Tracking Real Estate Entity Performance Using Parcl Labs Data - Opendoor Case Study

August 7, 2023
12
min read
Tracking Real Estate Entity Performance Using Parcl Labs Data - Opendoor Case Study

Introduction

Parcl Labs offers the world's first financial-grade, real-time residential real estate data. Our dataset's differentiated capabilities, including daily updating sales, listing, and rental activity that is directly mapped to the institutional owner, provide users with an unparalleled ability to monitor the performance of both public and private real estate entities in real time.

Parcl Labs’ datasets are particularly effective at tracking Opendoor (OPEN), a public institutional home flipper. Our data bridges the gap between public reporting periods, offering continuous analysis of OPEN's critical industry Key Performance Indicators (KPIs) such as inventory, purchases, sales, revenue per home, hold time, and margin. Moreover, our data provides valuable insights into OPEN’s strategy, revealing which markets they are entering or exiting, pricing and spread dynamics, the types of partnership acquisition and sales channels they utilize, and their perspective on housing price trends.

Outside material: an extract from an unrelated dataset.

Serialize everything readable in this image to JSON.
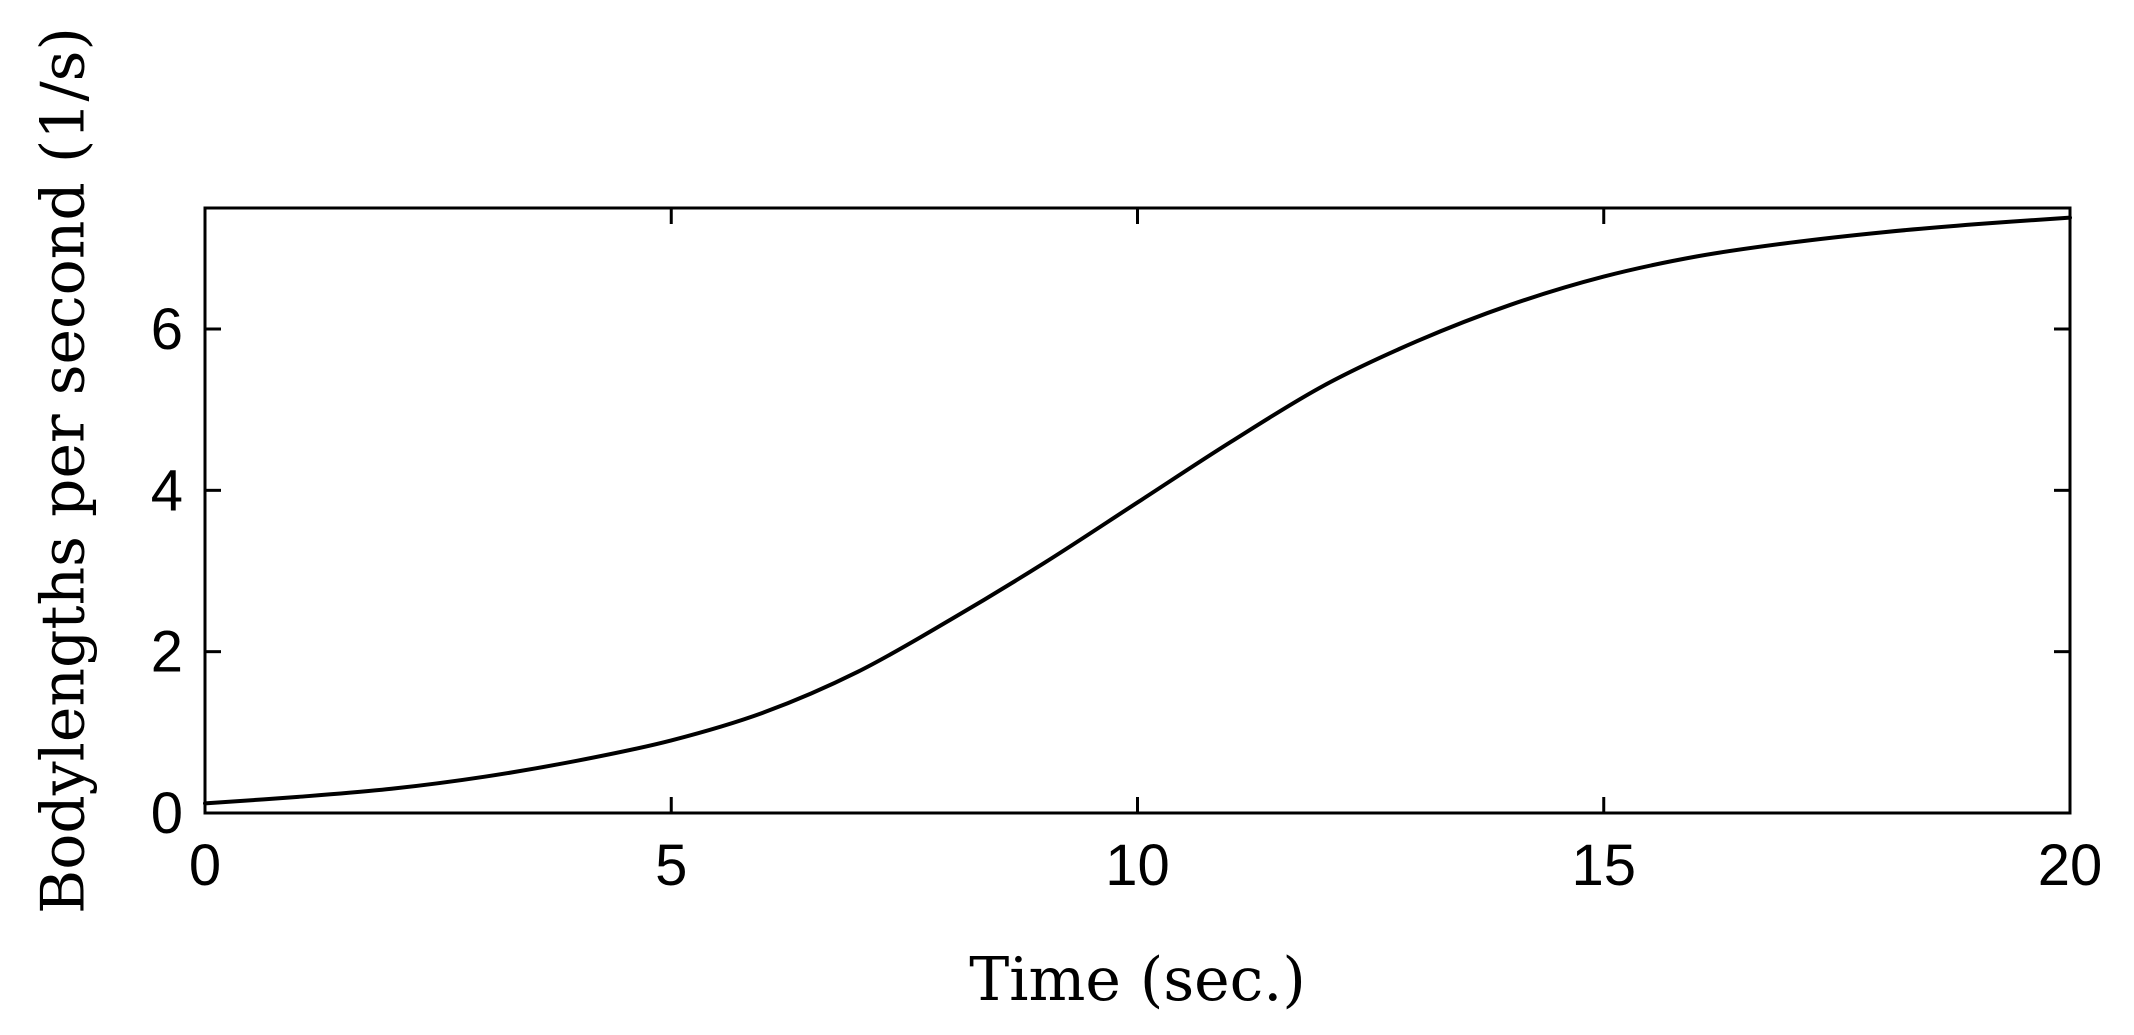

This case study delves into how Parcl Labs' data can be used to model and understand OPEN’s performance in real-time, offering a more than three-month advantage over traditional real estate data sources. KPIs derived from our datasets are accurate and reliable — our backtests demonstrate that the metrics derived from our datasets strongly correlate with what OPEN publicly reports each quarter. Additionally, Parcl Labs' data provides advanced, proprietary metrics, such as the divergence between list and purchase prices. This allows for the early calculation of expected margins for various home cohorts, a metric unreported and unavailable elsewhere.

Reliable and timely insights derived from Parcl Labs’ real estate data can be directly incorporated into trading strategies, offering the potential to generate alpha.

Executive Summary

  • Utilizing our real-time, entity-aligned datasets, investors gain an immediate understanding of OPEN's real estate activity and performance.
  • These datasets, having undergone rigorous backtesting, empower clients to delve into essential metrics of Opendoor's operations, such as Homes in Inventory, Home Purchases and Sales, Inventory Hold Time, Revenue per Home, and Margin, presenting a blend of public and deeper insights into OPEN's operational health.
  • During the unexpected Q2 2022 and Q2 2023 earnings, our datasets highlighted discrepancies between OPEN's forecasts and street estimates, emphasizing the value in monitoring acquisition and spread metrics essential for predicting OPEN's financial trajectory and strategy adaptations.
  • The OPEN datafeed from Parcl Labs offers in-depth, timely insights into Opendoor's activities, giving traders an edge by understanding the company's performance on a relatively real-time basis, well ahead of its quarterly reports; reach out for a demo. Contact us at team@parcllabs.com to schedule today.

Methodology

Traditional sources miss key information or are too lagged to be useful in trading strategies

OPEN's financial performance hinges on its capacity to purchase, turn over, and sell homes efficiently. To effectively monitor this process, investors require precise property event data, correctly attributed to the actual owners, and updated daily. Moreover, this data must incorporate reliable pricing information to facilitate an accurate evaluation of OPEN's margin on each transaction.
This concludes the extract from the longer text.